Possibly something like laying a demolition-sized warhead down upon the Azovstal plant complex (though, again, the complication of going non-conventional is clearly crossing a line), but they don't need ICBMs/hypersonic-FOBS to do that, given they're already milling around the outside and there's no benefit to risking a long-range miss (or the problems of whether/how much to take the cordon-manning troops and move them away a bit) when they could probably just use a forklift truck or three with a unit guarding the delivery/ies then withdrawing after lighting the metaphorically blue touchpaper...
Totally thin-air supposition on my part, of course. What's running through the minds of the coordinators and contingency planners, let alone their boss, is beyond my pay-grade.
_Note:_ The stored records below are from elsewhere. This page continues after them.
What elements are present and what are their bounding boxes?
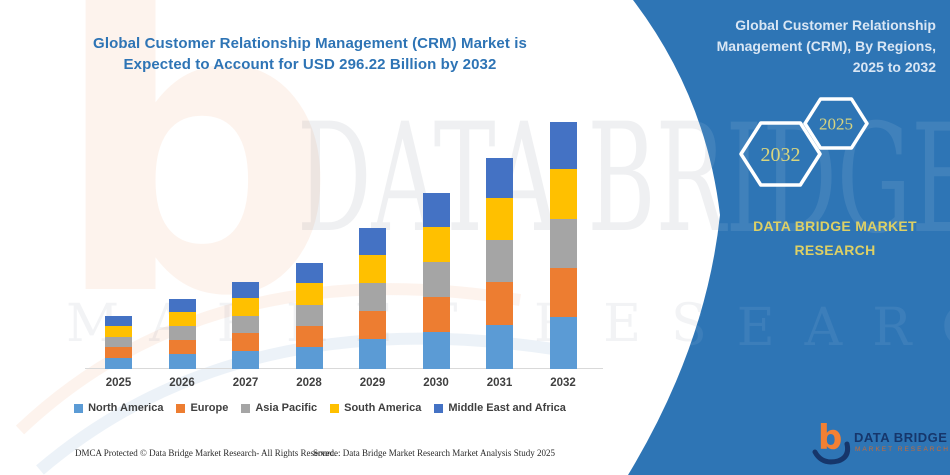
hexagon-2025: 2025 xyxy=(803,97,869,150)
segment-north-america xyxy=(232,350,259,369)
panel-background xyxy=(628,0,950,475)
logo-tagline: MARKET RESEARCH xyxy=(855,446,950,453)
segment-middle-east-and-africa xyxy=(168,299,196,313)
x-axis-label-2030: 2030 xyxy=(423,377,449,389)
brand-name-text: DATA BRIDGE MARKET RESEARCH xyxy=(753,218,917,258)
legend-label: South America xyxy=(344,402,422,414)
bar-2030 xyxy=(422,193,450,369)
segment-middle-east-and-africa xyxy=(295,263,323,284)
legend-item-middle-east-and-africa: Middle East and Africa xyxy=(434,402,566,414)
segment-south-america xyxy=(232,298,259,316)
databridge-logo: b DATA BRIDGE MARKET RESEARCH xyxy=(812,418,948,466)
segment-europe xyxy=(422,297,450,333)
segment-middle-east-and-africa xyxy=(359,228,386,256)
segment-middle-east-and-africa xyxy=(105,315,132,326)
segment-south-america xyxy=(359,255,386,284)
x-axis-line xyxy=(85,368,603,369)
segment-south-america xyxy=(168,312,196,327)
segment-europe xyxy=(232,333,259,351)
panel-title: Global Customer Relationship Management … xyxy=(636,15,936,78)
legend-label: Asia Pacific xyxy=(255,402,318,414)
bar-2028 xyxy=(295,263,323,369)
bar-2026 xyxy=(168,299,196,369)
x-axis-label-2025: 2025 xyxy=(105,377,132,389)
plot-area xyxy=(105,122,577,369)
segment-asia-pacific xyxy=(105,336,132,348)
legend-label: North America xyxy=(88,402,164,414)
chart-legend: North America Europe Asia Pacific South Ame… xyxy=(35,402,605,414)
segment-south-america xyxy=(295,283,323,305)
hexagon-2025-outline-icon xyxy=(803,97,869,150)
legend-item-europe: Europe xyxy=(176,402,228,414)
copyright-text: DMCA Protected © Data Bridge Market Rese… xyxy=(75,448,337,458)
bar-2027 xyxy=(232,281,259,369)
segment-north-america xyxy=(359,339,386,369)
chart-title: Global Customer Relationship Management … xyxy=(75,33,545,75)
segment-middle-east-and-africa xyxy=(549,122,577,170)
x-axis-label-2026: 2026 xyxy=(169,377,195,389)
x-axis-label-2027: 2027 xyxy=(232,377,259,389)
segment-north-america xyxy=(422,332,450,369)
logo-b-icon: b xyxy=(818,418,843,458)
chart-title-line1: Global Customer Relationship Management … xyxy=(93,35,527,52)
segment-north-america xyxy=(486,324,513,369)
legend-swatch-icon xyxy=(74,403,84,413)
panel-title-line2: Management (CRM), By Regions, xyxy=(716,38,936,54)
segment-asia-pacific xyxy=(359,283,386,312)
segment-middle-east-and-africa xyxy=(486,157,513,198)
segment-south-america xyxy=(486,197,513,241)
segment-south-america xyxy=(105,325,132,337)
segment-north-america xyxy=(105,357,132,369)
segment-asia-pacific xyxy=(295,304,323,326)
bar-2029 xyxy=(359,228,386,369)
legend-swatch-icon xyxy=(330,403,340,413)
segment-middle-east-and-africa xyxy=(422,193,450,227)
market-research-text-watermark-on-panel: MARKET RESEARCH xyxy=(66,298,950,358)
bar-2031 xyxy=(486,157,513,369)
legend-item-south-america: South America xyxy=(330,402,421,414)
x-axis-label-2031: 2031 xyxy=(486,377,513,389)
legend-swatch-icon xyxy=(241,403,251,413)
segment-asia-pacific xyxy=(232,315,259,334)
legend-swatch-icon xyxy=(434,403,444,413)
source-text: Source: Data Bridge Market Research Mark… xyxy=(313,448,555,458)
segment-middle-east-and-africa xyxy=(232,281,259,299)
segment-europe xyxy=(359,311,386,340)
panel-title-line3: 2025 to 2032 xyxy=(852,59,936,75)
segment-north-america xyxy=(549,317,577,369)
segment-south-america xyxy=(549,169,577,219)
hexagon-2025-label: 2025 xyxy=(819,115,853,134)
segment-south-america xyxy=(422,226,450,262)
segment-europe xyxy=(168,340,196,355)
segment-north-america xyxy=(168,354,196,369)
chart-title-line2: Expected to Account for USD 296.22 Billi… xyxy=(123,56,497,73)
segment-europe xyxy=(486,282,513,325)
legend-label: Middle East and Africa xyxy=(448,402,566,414)
hexagon-2032-label: 2032 xyxy=(761,144,801,166)
segment-asia-pacific xyxy=(168,326,196,341)
x-axis-label-2029: 2029 xyxy=(359,377,386,389)
segment-europe xyxy=(105,347,132,358)
x-axis-label-2028: 2028 xyxy=(296,377,322,389)
segment-europe xyxy=(295,325,323,347)
hexagon-2032: 2032 xyxy=(739,121,822,187)
segment-north-america xyxy=(295,346,323,369)
legend-swatch-icon xyxy=(176,403,186,413)
bar-2025 xyxy=(105,315,132,369)
bar-2032 xyxy=(549,122,577,369)
segment-asia-pacific xyxy=(549,218,577,268)
logo-name: DATA BRIDGE xyxy=(854,430,948,445)
segment-asia-pacific xyxy=(486,240,513,283)
hexagon-2032-outline-icon xyxy=(739,121,822,187)
legend-item-north-america: North America xyxy=(74,402,163,414)
panel-title-line1: Global Customer Relationship xyxy=(735,17,936,33)
x-axis-label-2032: 2032 xyxy=(550,377,576,389)
segment-asia-pacific xyxy=(422,261,450,297)
logo-swoosh-icon xyxy=(812,441,851,465)
legend-item-asia-pacific: Asia Pacific xyxy=(241,402,317,414)
segment-europe xyxy=(549,267,577,318)
legend-label: Europe xyxy=(190,402,229,414)
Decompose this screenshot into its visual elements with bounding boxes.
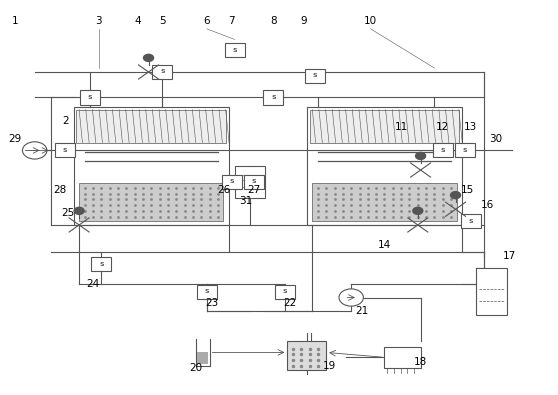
Circle shape [22, 142, 47, 159]
Bar [305, 69, 325, 83]
Text: 8: 8 [270, 16, 277, 26]
Text: S: S [313, 73, 318, 79]
Bar [312, 183, 456, 221]
Bar [384, 346, 421, 368]
Bar [152, 65, 172, 79]
Text: 1: 1 [12, 16, 18, 26]
Bar [79, 183, 223, 221]
Text: 12: 12 [436, 122, 449, 132]
Text: 7: 7 [228, 16, 235, 26]
Text: 29: 29 [8, 134, 22, 144]
Text: 22: 22 [283, 298, 297, 308]
Text: 17: 17 [503, 251, 516, 261]
Text: 3: 3 [95, 16, 102, 26]
Text: S: S [205, 289, 209, 294]
Text: 26: 26 [217, 184, 230, 195]
Text: 20: 20 [189, 363, 203, 373]
Text: 15: 15 [461, 184, 474, 195]
Bar [287, 340, 326, 370]
Text: 25: 25 [61, 208, 75, 218]
Text: S: S [229, 179, 234, 184]
Bar [476, 268, 507, 315]
Text: 4: 4 [134, 16, 141, 26]
Bar [433, 143, 453, 158]
Circle shape [74, 207, 84, 214]
Bar [55, 143, 75, 158]
Text: 2: 2 [62, 116, 69, 126]
Bar [74, 107, 229, 225]
Text: 23: 23 [206, 298, 219, 308]
Text: S: S [88, 95, 93, 100]
Text: S: S [160, 70, 165, 75]
Text: 5: 5 [159, 16, 166, 26]
Bar [275, 284, 295, 299]
Text: S: S [63, 148, 68, 153]
Text: 9: 9 [301, 16, 307, 26]
Text: S: S [99, 261, 104, 267]
Text: 10: 10 [364, 16, 377, 26]
Text: 24: 24 [86, 279, 100, 289]
Text: S: S [232, 48, 237, 53]
Bar [224, 43, 244, 58]
Text: 11: 11 [395, 122, 408, 132]
Text: 14: 14 [378, 239, 391, 250]
Bar [310, 110, 459, 143]
Circle shape [339, 289, 363, 306]
Text: 19: 19 [323, 361, 335, 371]
Circle shape [416, 152, 426, 160]
Circle shape [143, 55, 153, 61]
Bar [197, 284, 217, 299]
Bar [80, 90, 100, 105]
Text: 13: 13 [464, 122, 477, 132]
Bar [234, 166, 265, 198]
Text: S: S [440, 148, 445, 153]
Text: 30: 30 [489, 134, 502, 144]
Circle shape [413, 207, 423, 214]
Text: S: S [463, 148, 467, 153]
Text: 31: 31 [239, 196, 252, 207]
Bar [222, 175, 242, 189]
Text: 18: 18 [414, 357, 427, 367]
Circle shape [450, 192, 460, 199]
Bar [92, 257, 112, 271]
Text: 27: 27 [247, 184, 261, 195]
Text: 6: 6 [204, 16, 210, 26]
Bar [197, 352, 209, 364]
Bar [263, 90, 283, 105]
Bar [244, 175, 264, 189]
Bar [76, 110, 226, 143]
Text: S: S [282, 289, 287, 294]
Text: 28: 28 [53, 184, 66, 195]
Text: S: S [468, 218, 473, 224]
Bar [307, 107, 462, 225]
Bar [455, 143, 475, 158]
Text: S: S [252, 179, 256, 184]
Text: 16: 16 [480, 200, 494, 211]
Text: 21: 21 [355, 306, 369, 316]
Text: S: S [271, 95, 276, 100]
Bar [460, 214, 480, 228]
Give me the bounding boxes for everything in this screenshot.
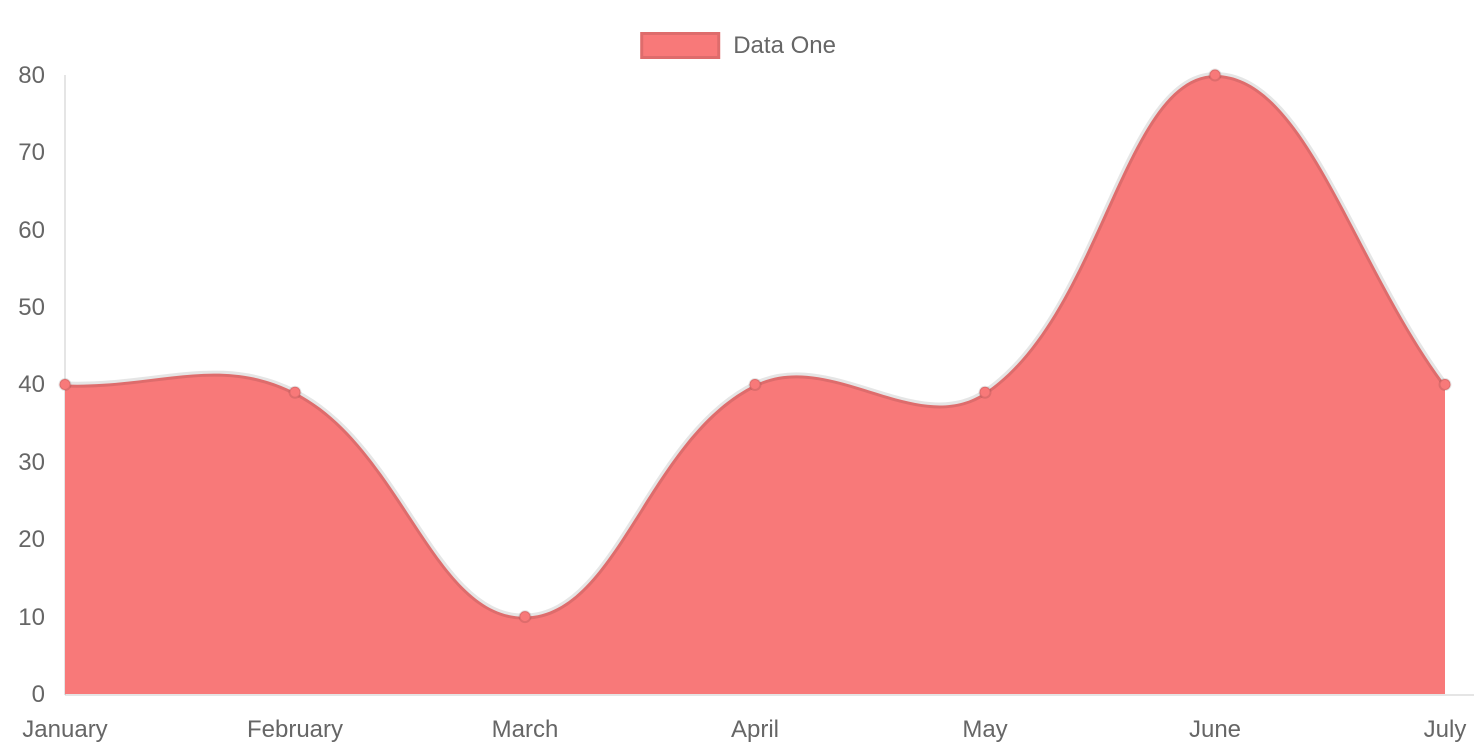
y-tick-label: 30 (18, 449, 45, 476)
data-point-july[interactable] (1438, 378, 1452, 391)
series-line (62, 72, 1448, 620)
y-tick-label: 50 (18, 294, 45, 321)
y-axis-tick-labels: 0 10 20 30 40 50 60 70 80 (18, 62, 45, 708)
x-tick-label: April (731, 716, 779, 743)
x-tick-label: January (22, 716, 107, 743)
y-tick-label: 80 (18, 62, 45, 89)
data-point-june[interactable] (1208, 68, 1222, 82)
x-tick-label: March (492, 716, 559, 743)
data-point-may[interactable] (978, 385, 992, 399)
legend-label: Data One (733, 32, 836, 59)
y-tick-label: 60 (18, 217, 45, 244)
data-points-group (58, 68, 1452, 624)
data-point-january[interactable] (58, 378, 72, 391)
legend-color-swatch (640, 32, 721, 59)
y-tick-label: 20 (18, 526, 45, 553)
y-tick-label: 40 (18, 371, 45, 398)
x-tick-label: June (1189, 716, 1241, 743)
data-point-february[interactable] (288, 385, 302, 399)
data-point-april[interactable] (748, 378, 762, 391)
data-point-march[interactable] (518, 610, 532, 624)
x-axis-tick-labels: January February March April May June Ju… (22, 716, 1466, 743)
x-tick-label: May (962, 716, 1007, 743)
y-tick-label: 0 (32, 681, 45, 708)
chart-legend-item[interactable]: Data One (640, 32, 836, 59)
y-tick-label: 10 (18, 604, 45, 631)
x-tick-label: February (247, 716, 343, 743)
x-tick-label: July (1424, 716, 1467, 743)
y-tick-label: 70 (18, 139, 45, 166)
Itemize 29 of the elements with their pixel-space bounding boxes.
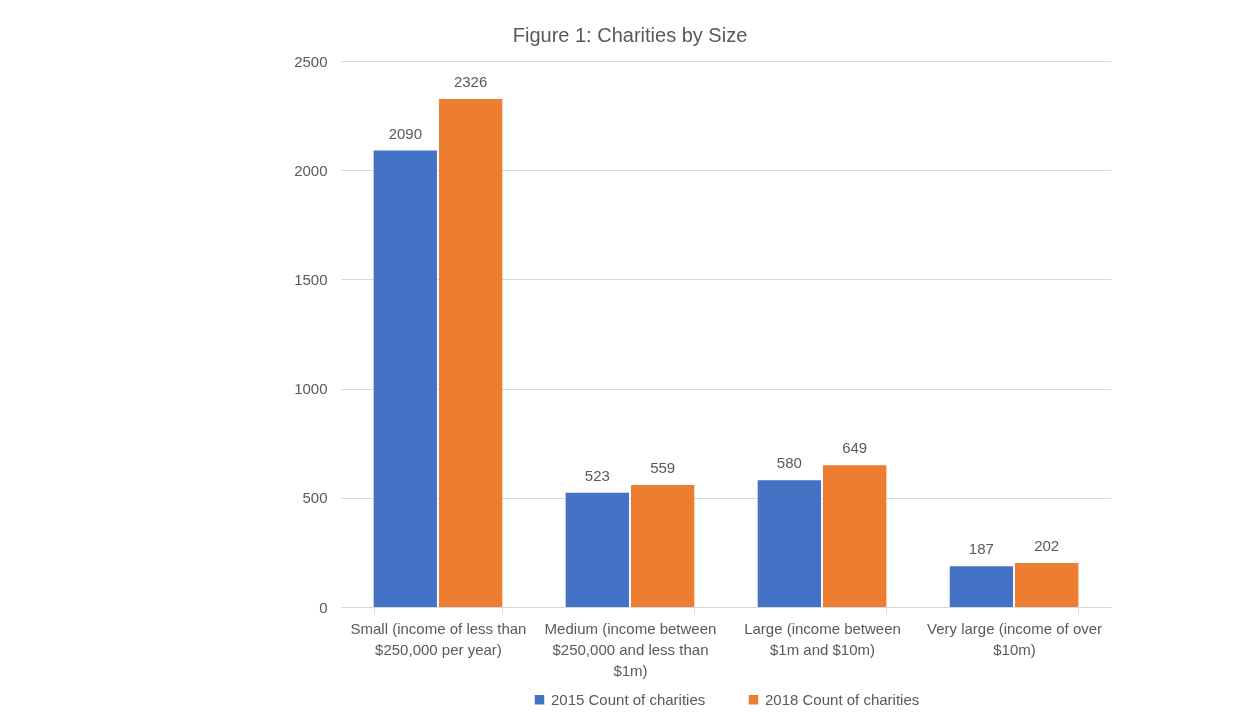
y-tick-label: 2000 bbox=[294, 161, 328, 179]
data-label: 649 bbox=[842, 439, 868, 457]
bar bbox=[757, 480, 822, 607]
y-tick-label: 0 bbox=[319, 598, 328, 616]
data-label: 523 bbox=[584, 466, 610, 484]
bar bbox=[1015, 562, 1079, 607]
data-label: 202 bbox=[1034, 536, 1060, 554]
bar bbox=[949, 566, 1014, 607]
data-label: 187 bbox=[968, 540, 994, 558]
bar bbox=[630, 484, 695, 607]
chart-title: Figure 1: Charities by Size bbox=[512, 24, 748, 46]
x-tick-label: Very large (income of over $10m) bbox=[926, 619, 1103, 658]
bar bbox=[373, 150, 437, 607]
legend-label: 2015 Count of charities bbox=[551, 690, 706, 708]
bar bbox=[438, 99, 503, 607]
bar bbox=[565, 492, 630, 607]
y-tick-label: 1000 bbox=[294, 380, 328, 398]
data-label: 580 bbox=[776, 454, 802, 472]
x-tick-label: Medium (income between $250,000 and less than $1m) bbox=[544, 619, 717, 679]
data-label: 2090 bbox=[388, 124, 422, 142]
y-tick-label: 1500 bbox=[294, 270, 328, 288]
y-tick-label: 500 bbox=[302, 489, 328, 507]
legend-label: 2018 Count of charities bbox=[765, 690, 920, 708]
y-tick-label: 2500 bbox=[294, 52, 328, 70]
x-tick-label: Large (income between $1m and $10m) bbox=[744, 619, 901, 658]
data-label: 559 bbox=[650, 458, 676, 476]
x-tick-label: Small (income of less than $250,000 per year) bbox=[350, 619, 527, 658]
bar bbox=[822, 465, 887, 607]
data-label: 2326 bbox=[453, 73, 488, 90]
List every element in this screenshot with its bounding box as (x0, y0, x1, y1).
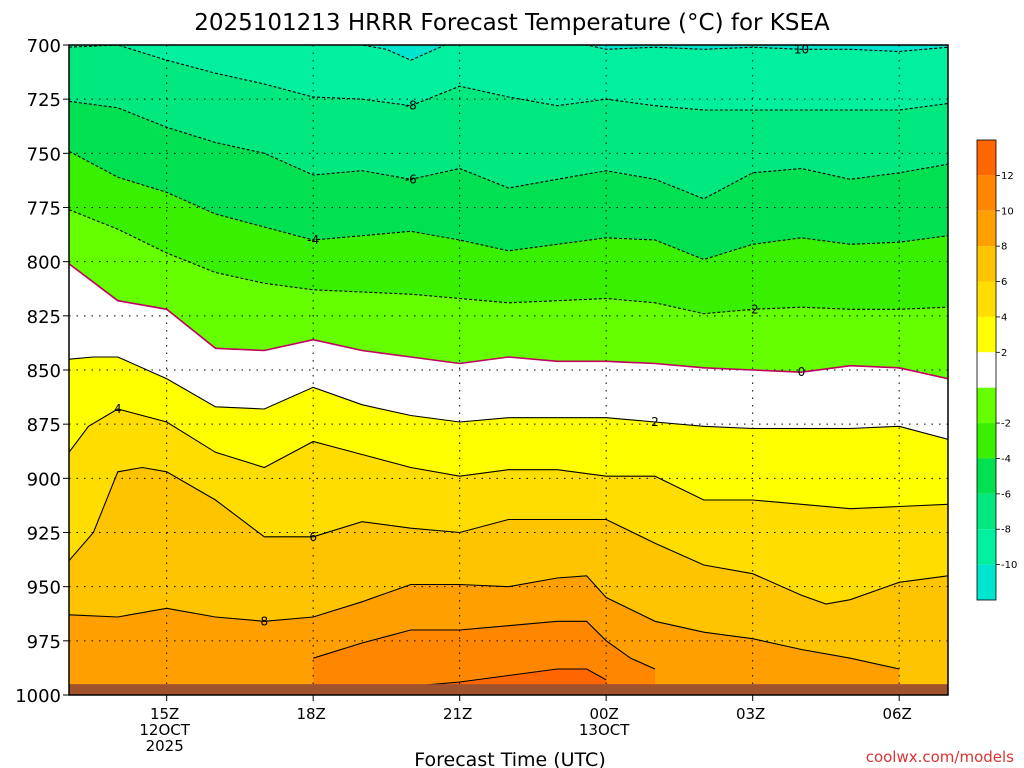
x-tick-label-06Z: 06Z (882, 705, 911, 723)
x-tick-label-00Z: 00Z (589, 705, 618, 723)
colorbar-label--8: -8 (1001, 525, 1011, 536)
colorbar-swatch-3 (977, 246, 996, 282)
isotherm-label-6: 6 (309, 530, 317, 544)
isotherm-label-4: 4 (114, 402, 122, 416)
colorbar-swatch-1 (977, 175, 996, 211)
isotherm-0 (69, 263, 948, 380)
colorbar-swatch-12 (977, 564, 996, 600)
isotherm-label-0: 0 (798, 365, 806, 379)
isotherm-label-8: 8 (261, 614, 269, 628)
y-tick-label-975: 975 (27, 632, 61, 653)
y-tick-label-950: 950 (27, 578, 61, 599)
isotherm-lines (69, 45, 948, 687)
y-tick-label-850: 850 (27, 361, 61, 382)
y-tick-label-925: 925 (27, 524, 61, 545)
y-axis: 700 725 750 775 800 825 850 875 900 925 950 975 1000 (15, 36, 69, 707)
colorbar-swatch-7 (977, 387, 996, 424)
y-tick-label-725: 725 (27, 90, 61, 111)
y-tick-label-775: 775 (27, 199, 61, 220)
ground-layer (69, 684, 948, 695)
colorbar-swatch-8 (977, 423, 996, 459)
temperature-bands (69, 45, 948, 695)
x-tick-label-21Z: 21Z (443, 705, 472, 723)
x-tick-label-2025: 2025 (146, 737, 184, 755)
colorbar-swatch-0 (977, 140, 996, 176)
credit-text[interactable]: coolwx.com/models (866, 748, 1014, 766)
isotherm-label--6: -6 (405, 172, 417, 186)
chart-title: 2025101213 HRRR Forecast Temperature (°C… (194, 10, 830, 36)
isotherm-label--4: -4 (307, 233, 319, 247)
colorbar-label-8: 8 (1001, 242, 1007, 253)
colorbar-label-12: 12 (1001, 171, 1014, 182)
colorbar-legend: 12 10 8 6 4 2 -2 -4 -6 -8 -10 (976, 139, 1017, 601)
isotherm-12 (410, 668, 607, 687)
colorbar-swatch-2 (977, 210, 996, 247)
colorbar-label--2: -2 (1001, 419, 1011, 430)
colorbar-label-4: 4 (1001, 312, 1007, 323)
isotherm-label--10: 10 (794, 42, 809, 56)
y-tick-label-875: 875 (27, 415, 61, 436)
y-tick-label-750: 750 (27, 144, 61, 165)
colorbar-swatch-5 (977, 316, 996, 353)
isotherm-label--2: -2 (747, 302, 759, 316)
colorbar-swatch-6 (977, 352, 996, 388)
colorbar-label--4: -4 (1001, 454, 1011, 465)
isotherm-8 (69, 575, 900, 670)
colorbar-label-10: 10 (1001, 206, 1014, 217)
y-tick-label-900: 900 (27, 469, 61, 490)
colorbar-label--6: -6 (1001, 489, 1011, 500)
isotherm-label--8: -8 (405, 99, 417, 113)
isotherm-label-2: 2 (651, 415, 659, 429)
isotherm-4 (69, 408, 948, 510)
isotherm--8 (69, 45, 948, 111)
isotherm-6 (69, 466, 948, 605)
isotherm-10 (313, 620, 656, 670)
isotherm-labels: 10 -8 -6 -4 -2 0 2 4 6 8 (114, 42, 809, 628)
y-tick-label-800: 800 (27, 253, 61, 274)
x-tick-label-18Z: 18Z (296, 705, 325, 723)
x-tick-label-03Z: 03Z (736, 705, 765, 723)
colorbar-swatch-9 (977, 458, 996, 494)
x-tick-label-15Z: 15Z (150, 705, 179, 723)
colorbar-swatch-4 (977, 281, 996, 317)
colorbar-frame (976, 139, 997, 601)
colorbar-swatch-11 (977, 529, 996, 565)
isotherm--6 (69, 100, 948, 200)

There'll be far more informed people than I worrying (or not) about how far this sort of thing will go. But my assessment is that it'll be very obvious if the balloon ever goes up, and long enough before it falls back down again for a whole lotta military/diplomatic/etc response to be initiated to try to halt it all. If it's a very committed bluff, the latter could be what diffuses/defuses it. If it aint, then good luck with the Iron Shield-type multinational system in winnowing everything down, as we almost simultaneously possibly get to see how good
their defences operate. Nasty business, either way.